Oder wie ist es einzuschätzen, wenn eine in langen Zeiträumen entstandene Förderstruktur in einer Region plötzlich durch unverhoffte Förderungen an einer Stelle in ein neues Gleichgewicht streben, wenn Leuchtturmprojekte entstehen (Köln) oder angestrebt sind, (Berlin)? Welche Folgen haben solche Projekte, die die Wahrnehmung des Jazz zwangsläufig hierarchisieren, für die auf See navigierenden Musikschiffe und für die angrenzenden Küstenstreifen mit ihren bestehenden Clubs und Szene-Institutionen? Wirken sie befruchtend für alle, weil sie helfen veranstalterische Cluster mit den entsprechenden Gravitationskräften zu bilden? Oder strahlen sie so hell, dass alle anderen in Gefahr geraten, überstrahlt zu werden und nicht mehr wahrnehmbar zu sein.

In Deutschland gibt es knapp zwanzig Musikhochschulen, die einen Jazzstudiengang anbieten. Ohne jeden Zweifel ist dies ein Fortschritt. Zugleich ähneln sich diese Studiengänge in ihren jazzpädagogischen Schwerpunktsetzungen und befördern somit eine gewisse Konformität, die möglicherweise die postulierten Ausbildungsziele wieder konterkariert. Auch hier ließe sich beobachten, dass Fortschritt leicht in Rückschritt umschlagen kann.

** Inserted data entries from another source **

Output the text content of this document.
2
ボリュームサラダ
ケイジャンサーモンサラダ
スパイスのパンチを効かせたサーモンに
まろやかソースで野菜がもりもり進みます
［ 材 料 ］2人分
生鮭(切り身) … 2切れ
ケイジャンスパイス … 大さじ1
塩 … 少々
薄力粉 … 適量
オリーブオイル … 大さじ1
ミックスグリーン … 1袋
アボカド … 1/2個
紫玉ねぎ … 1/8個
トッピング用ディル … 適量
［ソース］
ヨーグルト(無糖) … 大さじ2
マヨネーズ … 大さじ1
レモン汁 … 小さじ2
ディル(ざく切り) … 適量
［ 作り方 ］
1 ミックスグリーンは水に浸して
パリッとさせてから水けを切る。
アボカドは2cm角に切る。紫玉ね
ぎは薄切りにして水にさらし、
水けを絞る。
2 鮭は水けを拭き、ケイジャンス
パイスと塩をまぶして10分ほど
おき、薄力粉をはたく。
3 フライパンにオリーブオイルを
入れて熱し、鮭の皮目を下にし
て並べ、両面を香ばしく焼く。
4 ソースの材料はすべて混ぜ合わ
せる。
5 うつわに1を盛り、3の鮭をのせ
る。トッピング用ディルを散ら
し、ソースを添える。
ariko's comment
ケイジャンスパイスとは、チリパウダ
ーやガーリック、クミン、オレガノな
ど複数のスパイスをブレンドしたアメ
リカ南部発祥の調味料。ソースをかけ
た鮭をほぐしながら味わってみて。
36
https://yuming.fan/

In der Gesprächsrunde „Fortschritte – Rückschritte – Perspektiven des deutschen Jazz“ bringt Arne Schumacher drei Protagonistinnen der aktuellen deutschen Jazzszene ins Gespräch, die in Hamburg und Köln ausgebildete Bassistin und Komponistin Hendrika Entzian, die Produzentin Stefanie Marcus von dem erfolgreichen Berliner Label „Traumton“ sowie Lena Jeckel, künstlerische Leiterin des Bunker Ulmenwall in Bielefeld.